A quick Google on "David LeNeveau" reveals 189 results. On my! How can that be? Is there an impostor Lenny? No, it seems not. Is it then that half the US College and Professional Hockey world is crazy? Nope again. What is true, is that there are two acceptable spellings of his name. If you disagree, go argue with uscho.com, hockeycanada.com or a good number of other sports press of AHL team sites. True, grammatically "LeNeveu" is correct, for in French that means "the nephew". However, phonetically the way to go is "LeNeveau".


Class dismissed.

ben03

Class un-dismissed ...

Call me crazy ... somehow i think the only spelling that matters is the one on the back of his jersey: L-E-N-E-V-E-U.

class re-dismissed :-P
Let's GO Red!!!

Pace

Where in my post did I say that the name on the jersey was anything other than "LeNeveu"?

This is getting silly.
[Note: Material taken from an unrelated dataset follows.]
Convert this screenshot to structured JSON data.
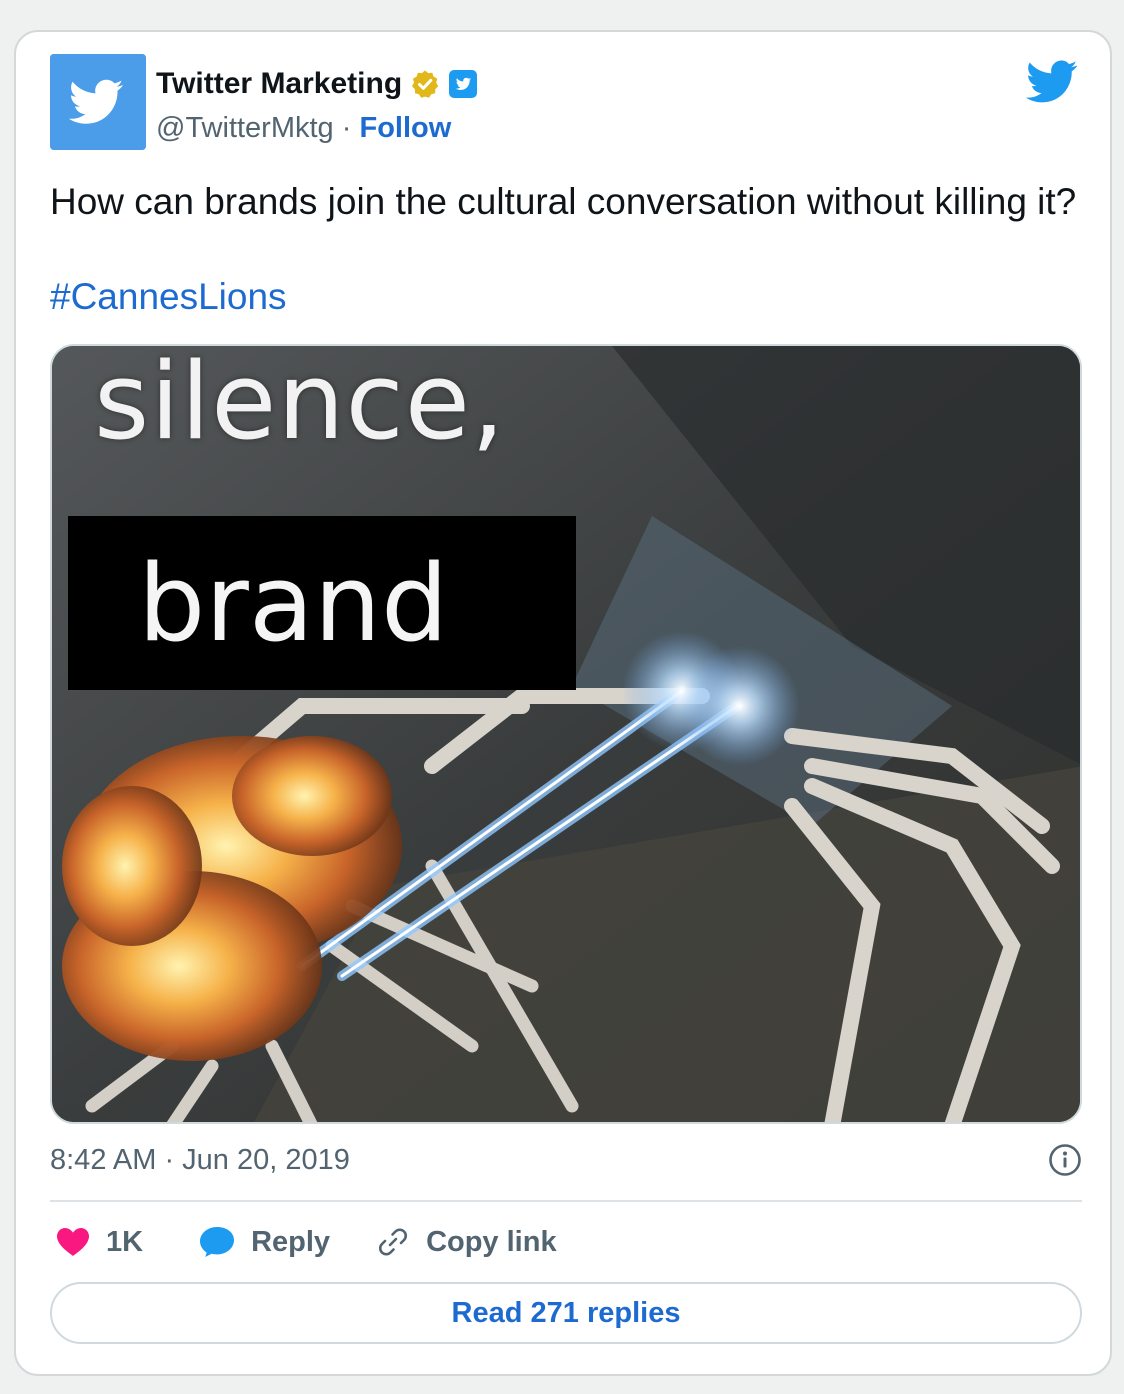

I can't believe I'm arguing over spelling. It doesn't matter. LeNeveau. LeNeveu. Crazy-ass-hockey-puck-blocking-money. It hardly matters. What does matter is that he was an awesome goalie, that it's an awesome jersey and that I will enjoy wearing it on Friday when we shall annihilate Yale.

Will

Because I love to argue over silly crap that really doesn't matter...

I thought his name was pronounced leh-NEH-view.  So I don't see how an alternate spelling of "LeNeveu" could possibly include the letter 'a', unless this is a weird French language thing.
Is next year here yet?

Beeeej

Besides, we're not talking about a word we're using in sentences, we're talking about someone's name.  I have a friend from college who legally changed the spelling of his surname from Topchy to Topczy to more accurately reflect its origins, but to my knowledge the goalie of whom we speak has done no such thing.

I can't believe I'm about to do this, but:

Pulaski: Dah-ta, come and look at this.
Data: Day-ta.
Pulaski: What?
Data: My name. It is pronounced Day-ta.
Pulaski: Oh?
Data: You called me Dah-ta.
Pulaski, laughing: Day-ta, Dah-ta, what's the difference?
Data: One is my name. The other is not.

Beeeej
Beeeej, Esq.

"Cornell isn't an organization.  It's a loose affiliation of independent fiefdoms united by a common hockey team."
   - Steve Worona

billhoward

It's easy to misspell a name now. Cornell hockey was so much simpler back when. Names were easy to spell and pronounce: Dryden, Cornell (Brian), Cropper, Brush, Bertrand, Harkness, Orr (Harry not Bobby), Pettit (okay, you could mix up the double and single T's), Hughes, Tufford. The worst it got among the stars was Lodboa; Stanowski was long but spellable. Then in the mid-1980s it turned out skaters with impossible-to-spell names played good hockey. While RPI went for easy-to-spell Adam Oates (give or take that "e") and a national title, we got Joe New, Nieu, Noo, wait, Nieuwendyk; that and Darren one-L-or-two Eliot. And the defenseman who went on to be coach with a name that seemed easy to spell, all four ways: Mike Schaeffer, Shaeffer, Shafer, er Schafer. Matt Underhill was a perfectly good, All-America goalie with a spellable name, and then we moved up to the guy whose name is hard to spell *and* no one is sure which way to pronounce it: David LeNeveu. David McKee is more normal, although it could be McKie if you're not careful.